Fig. 3. Mapping biology from mouse to human using transfer learning.

Fig. 3

a Schematic of the transfer learning process. Abundant data from source domain (here the mouse) are used to train a source MLR. Sparse data from the target domain (here the humans) is used to fine-tune the parameters of the source MLR, thereby transferring knowledge from source to target domain. b Schematic of naïve learning as a control for transfer learning. Rather than updating the pre-trained mouse model, a series of separate MLRs are trained from random initial conditions on sparse data from the human target domain. c Both transfer and naïve learning improves with the number of human samples used for training (shown is data for 0,1, 2, …, 10, 15, 20, 25, 30 human cells per class). Transfer learning performance (top) and naïve learning (bottom). Displayed is the average F1 score from fivefold cross-validation as a measure of classifier performance. d Learning curves illustrate the evolution of classification performance starting from the initial mouse (triangle) to the final model (square; trained on 30 human examples per class). e Schematic to interpret the learning curves in panel d.
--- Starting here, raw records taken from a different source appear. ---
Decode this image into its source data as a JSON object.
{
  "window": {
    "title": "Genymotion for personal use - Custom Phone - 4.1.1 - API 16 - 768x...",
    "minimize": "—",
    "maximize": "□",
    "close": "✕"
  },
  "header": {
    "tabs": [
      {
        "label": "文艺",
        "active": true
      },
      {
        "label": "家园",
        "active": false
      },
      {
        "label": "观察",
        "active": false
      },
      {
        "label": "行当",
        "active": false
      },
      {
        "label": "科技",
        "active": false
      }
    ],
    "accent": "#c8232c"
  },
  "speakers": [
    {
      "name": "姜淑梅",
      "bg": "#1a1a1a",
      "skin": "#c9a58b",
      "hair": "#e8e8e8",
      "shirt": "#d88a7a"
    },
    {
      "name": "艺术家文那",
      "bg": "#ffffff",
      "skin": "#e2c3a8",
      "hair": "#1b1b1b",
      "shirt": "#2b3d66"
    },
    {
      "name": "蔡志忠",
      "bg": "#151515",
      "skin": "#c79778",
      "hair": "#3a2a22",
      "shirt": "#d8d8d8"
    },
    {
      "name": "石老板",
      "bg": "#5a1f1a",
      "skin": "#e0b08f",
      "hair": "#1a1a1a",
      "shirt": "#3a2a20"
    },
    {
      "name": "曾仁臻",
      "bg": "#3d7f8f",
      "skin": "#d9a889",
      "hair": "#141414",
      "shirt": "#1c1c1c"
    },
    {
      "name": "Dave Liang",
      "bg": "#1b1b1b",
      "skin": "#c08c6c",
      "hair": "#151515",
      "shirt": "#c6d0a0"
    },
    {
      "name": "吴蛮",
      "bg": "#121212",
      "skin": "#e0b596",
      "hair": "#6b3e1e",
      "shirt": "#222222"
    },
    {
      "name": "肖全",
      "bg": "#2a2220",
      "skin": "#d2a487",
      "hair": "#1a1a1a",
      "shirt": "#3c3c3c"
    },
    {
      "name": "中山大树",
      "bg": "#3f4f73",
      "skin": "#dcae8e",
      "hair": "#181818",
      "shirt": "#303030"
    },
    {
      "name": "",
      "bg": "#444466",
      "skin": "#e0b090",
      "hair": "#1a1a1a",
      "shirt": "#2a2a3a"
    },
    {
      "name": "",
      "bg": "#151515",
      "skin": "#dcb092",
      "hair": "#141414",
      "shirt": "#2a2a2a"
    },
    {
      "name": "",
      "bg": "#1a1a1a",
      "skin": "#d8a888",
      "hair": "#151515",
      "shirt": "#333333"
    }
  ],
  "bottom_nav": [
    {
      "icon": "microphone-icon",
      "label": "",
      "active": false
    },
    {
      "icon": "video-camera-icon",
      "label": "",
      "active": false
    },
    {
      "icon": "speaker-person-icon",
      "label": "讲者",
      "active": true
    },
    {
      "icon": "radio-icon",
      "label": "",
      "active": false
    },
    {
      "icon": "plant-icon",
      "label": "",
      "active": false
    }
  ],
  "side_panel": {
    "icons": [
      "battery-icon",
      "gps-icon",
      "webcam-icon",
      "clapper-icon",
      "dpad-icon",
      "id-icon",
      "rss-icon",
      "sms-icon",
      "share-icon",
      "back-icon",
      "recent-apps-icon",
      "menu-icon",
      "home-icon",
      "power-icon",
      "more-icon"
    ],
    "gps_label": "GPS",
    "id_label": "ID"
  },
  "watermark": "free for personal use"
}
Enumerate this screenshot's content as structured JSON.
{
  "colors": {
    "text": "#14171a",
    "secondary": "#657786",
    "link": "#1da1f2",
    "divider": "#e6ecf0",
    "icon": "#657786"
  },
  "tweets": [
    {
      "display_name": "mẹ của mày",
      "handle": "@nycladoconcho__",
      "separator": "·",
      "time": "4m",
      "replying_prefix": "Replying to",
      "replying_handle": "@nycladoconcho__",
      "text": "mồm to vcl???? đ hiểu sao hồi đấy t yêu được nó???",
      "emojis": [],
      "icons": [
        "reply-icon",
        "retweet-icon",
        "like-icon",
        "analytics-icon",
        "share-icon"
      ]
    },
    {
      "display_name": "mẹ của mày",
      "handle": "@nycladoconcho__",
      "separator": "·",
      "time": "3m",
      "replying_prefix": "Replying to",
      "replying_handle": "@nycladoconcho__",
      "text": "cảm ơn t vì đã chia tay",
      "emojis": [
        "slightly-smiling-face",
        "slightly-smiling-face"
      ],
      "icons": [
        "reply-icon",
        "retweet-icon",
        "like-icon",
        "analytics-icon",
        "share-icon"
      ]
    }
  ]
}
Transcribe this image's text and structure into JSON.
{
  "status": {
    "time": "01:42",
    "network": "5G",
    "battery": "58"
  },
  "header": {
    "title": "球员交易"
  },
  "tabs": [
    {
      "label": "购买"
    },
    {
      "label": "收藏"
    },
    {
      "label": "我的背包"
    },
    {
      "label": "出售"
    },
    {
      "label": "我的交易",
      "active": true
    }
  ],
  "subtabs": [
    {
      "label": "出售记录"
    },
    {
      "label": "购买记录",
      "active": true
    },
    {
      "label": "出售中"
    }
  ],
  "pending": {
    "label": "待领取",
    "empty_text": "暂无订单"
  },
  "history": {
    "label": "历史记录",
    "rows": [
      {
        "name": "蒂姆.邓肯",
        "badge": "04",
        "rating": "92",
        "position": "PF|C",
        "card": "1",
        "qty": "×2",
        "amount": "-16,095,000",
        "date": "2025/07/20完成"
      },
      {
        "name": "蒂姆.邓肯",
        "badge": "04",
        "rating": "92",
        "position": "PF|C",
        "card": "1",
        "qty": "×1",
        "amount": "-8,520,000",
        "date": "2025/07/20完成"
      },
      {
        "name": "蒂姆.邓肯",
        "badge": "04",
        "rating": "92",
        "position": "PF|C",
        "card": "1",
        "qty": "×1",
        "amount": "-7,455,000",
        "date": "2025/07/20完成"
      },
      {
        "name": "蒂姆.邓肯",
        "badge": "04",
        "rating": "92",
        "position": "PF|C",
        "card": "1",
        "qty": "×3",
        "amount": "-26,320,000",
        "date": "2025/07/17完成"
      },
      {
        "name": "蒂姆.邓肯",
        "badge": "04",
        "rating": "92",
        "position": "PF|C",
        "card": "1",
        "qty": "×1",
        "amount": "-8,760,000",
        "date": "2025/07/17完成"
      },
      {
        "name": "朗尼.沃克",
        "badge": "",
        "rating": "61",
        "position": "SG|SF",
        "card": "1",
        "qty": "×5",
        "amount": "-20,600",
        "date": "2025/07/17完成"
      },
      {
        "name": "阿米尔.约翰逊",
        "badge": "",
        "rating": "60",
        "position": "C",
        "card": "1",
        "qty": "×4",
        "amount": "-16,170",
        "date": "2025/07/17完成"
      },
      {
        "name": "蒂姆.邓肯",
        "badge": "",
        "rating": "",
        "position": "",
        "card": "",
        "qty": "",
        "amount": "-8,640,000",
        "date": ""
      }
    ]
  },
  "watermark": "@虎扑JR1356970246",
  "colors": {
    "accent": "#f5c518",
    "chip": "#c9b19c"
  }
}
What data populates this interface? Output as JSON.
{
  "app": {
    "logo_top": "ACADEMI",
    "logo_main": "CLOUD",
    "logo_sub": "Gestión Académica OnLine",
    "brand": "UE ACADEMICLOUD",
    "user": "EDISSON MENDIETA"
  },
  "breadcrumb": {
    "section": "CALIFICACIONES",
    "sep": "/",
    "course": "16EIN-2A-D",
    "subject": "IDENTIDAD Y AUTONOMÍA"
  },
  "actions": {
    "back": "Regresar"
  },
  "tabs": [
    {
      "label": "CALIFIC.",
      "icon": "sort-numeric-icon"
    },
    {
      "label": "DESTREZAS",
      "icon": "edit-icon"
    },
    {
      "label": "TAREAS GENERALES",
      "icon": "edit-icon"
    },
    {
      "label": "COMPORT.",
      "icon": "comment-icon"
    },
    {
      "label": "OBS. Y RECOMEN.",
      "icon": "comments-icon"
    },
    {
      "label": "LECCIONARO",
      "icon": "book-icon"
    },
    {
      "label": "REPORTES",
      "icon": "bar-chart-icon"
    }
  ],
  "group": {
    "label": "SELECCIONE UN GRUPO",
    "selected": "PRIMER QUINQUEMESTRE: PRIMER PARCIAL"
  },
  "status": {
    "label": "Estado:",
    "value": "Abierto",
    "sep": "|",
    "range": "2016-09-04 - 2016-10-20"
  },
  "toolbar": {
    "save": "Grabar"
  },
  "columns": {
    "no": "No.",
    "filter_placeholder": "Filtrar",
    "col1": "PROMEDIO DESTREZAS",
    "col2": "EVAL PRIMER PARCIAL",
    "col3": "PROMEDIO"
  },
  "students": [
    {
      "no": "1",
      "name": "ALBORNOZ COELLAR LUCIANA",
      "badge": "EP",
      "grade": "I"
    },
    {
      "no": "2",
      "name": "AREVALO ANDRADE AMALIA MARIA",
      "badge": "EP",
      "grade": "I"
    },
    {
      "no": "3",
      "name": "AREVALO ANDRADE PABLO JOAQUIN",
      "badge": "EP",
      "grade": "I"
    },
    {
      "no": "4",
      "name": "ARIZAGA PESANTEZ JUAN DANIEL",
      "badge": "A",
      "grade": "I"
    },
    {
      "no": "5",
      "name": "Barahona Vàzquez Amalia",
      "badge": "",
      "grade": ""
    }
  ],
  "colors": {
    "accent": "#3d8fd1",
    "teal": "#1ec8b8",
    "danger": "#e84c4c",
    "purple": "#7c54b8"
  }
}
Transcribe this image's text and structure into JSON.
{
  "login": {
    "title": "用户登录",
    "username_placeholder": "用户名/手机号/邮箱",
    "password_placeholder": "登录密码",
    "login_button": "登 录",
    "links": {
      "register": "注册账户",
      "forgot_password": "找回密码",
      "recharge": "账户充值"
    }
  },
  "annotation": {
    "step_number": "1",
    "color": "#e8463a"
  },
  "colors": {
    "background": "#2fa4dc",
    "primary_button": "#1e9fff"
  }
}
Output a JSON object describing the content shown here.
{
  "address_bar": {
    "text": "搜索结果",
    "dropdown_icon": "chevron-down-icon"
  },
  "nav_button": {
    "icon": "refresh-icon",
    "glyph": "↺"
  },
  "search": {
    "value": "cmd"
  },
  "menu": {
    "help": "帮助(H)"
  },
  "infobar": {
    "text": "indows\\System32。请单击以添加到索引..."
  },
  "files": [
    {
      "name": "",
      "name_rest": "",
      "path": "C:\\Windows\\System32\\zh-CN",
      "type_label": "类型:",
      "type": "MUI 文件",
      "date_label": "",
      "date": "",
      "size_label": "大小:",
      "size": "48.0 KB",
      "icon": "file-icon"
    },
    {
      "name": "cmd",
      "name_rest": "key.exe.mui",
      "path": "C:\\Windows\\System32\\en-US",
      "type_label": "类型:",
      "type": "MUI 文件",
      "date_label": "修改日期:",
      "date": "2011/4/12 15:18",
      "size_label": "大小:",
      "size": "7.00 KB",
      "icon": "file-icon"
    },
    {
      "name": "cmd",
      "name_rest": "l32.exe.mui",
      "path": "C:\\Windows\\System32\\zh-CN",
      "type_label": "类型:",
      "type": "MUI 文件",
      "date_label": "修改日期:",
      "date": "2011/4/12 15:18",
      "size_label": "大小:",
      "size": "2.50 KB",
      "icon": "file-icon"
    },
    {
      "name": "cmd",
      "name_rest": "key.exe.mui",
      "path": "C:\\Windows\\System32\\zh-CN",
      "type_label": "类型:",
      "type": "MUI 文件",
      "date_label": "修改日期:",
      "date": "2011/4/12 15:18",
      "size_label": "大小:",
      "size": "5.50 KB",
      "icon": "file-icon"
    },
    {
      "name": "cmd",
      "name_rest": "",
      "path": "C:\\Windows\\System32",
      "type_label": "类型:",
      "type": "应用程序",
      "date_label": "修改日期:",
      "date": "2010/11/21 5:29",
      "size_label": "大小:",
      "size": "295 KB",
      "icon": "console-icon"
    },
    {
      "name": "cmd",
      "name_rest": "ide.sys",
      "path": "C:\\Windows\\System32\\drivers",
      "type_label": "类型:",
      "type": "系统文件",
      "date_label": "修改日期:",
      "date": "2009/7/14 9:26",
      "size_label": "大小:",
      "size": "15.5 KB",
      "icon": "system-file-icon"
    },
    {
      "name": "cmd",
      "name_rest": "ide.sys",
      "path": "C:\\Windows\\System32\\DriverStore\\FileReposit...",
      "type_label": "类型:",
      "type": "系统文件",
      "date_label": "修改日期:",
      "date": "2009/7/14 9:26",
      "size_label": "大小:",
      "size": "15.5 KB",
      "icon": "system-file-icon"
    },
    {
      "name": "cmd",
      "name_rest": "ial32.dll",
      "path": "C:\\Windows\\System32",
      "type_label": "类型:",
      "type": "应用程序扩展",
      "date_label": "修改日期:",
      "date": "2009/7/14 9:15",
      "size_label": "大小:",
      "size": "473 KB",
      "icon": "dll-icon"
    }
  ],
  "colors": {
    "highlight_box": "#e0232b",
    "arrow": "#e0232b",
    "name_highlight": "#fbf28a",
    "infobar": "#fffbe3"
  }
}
Three features are of importance. A is the initial performance deficit = 1 – F10, where F10 is the F1 score of the mouse model in predicting human samples. B is the learning curve: each point on this curve plots the F1 score of the re-trained mouse model against the naïve human model for a fixed number of human training examples from 0 to 30 per class. C is the final performance deficit = 1 – F1end, where F1end is the F1 score of the naïve human model trained on 30 samples per class in predicting human samples. The line y = x is in black. On this line the naïve and re-trained models have equivalent accuracy for the same number of human training samples. At this point the advantage of transfer learning is neutralized, and equivalent learning can be achieved by a naïve human model. All learning trajectories eventually converge to this line. f Cell types may be grouped by their initial and final performance deficits. Equivalent re-training results for the ANN classifier are shown in Supplementary Fig. 5.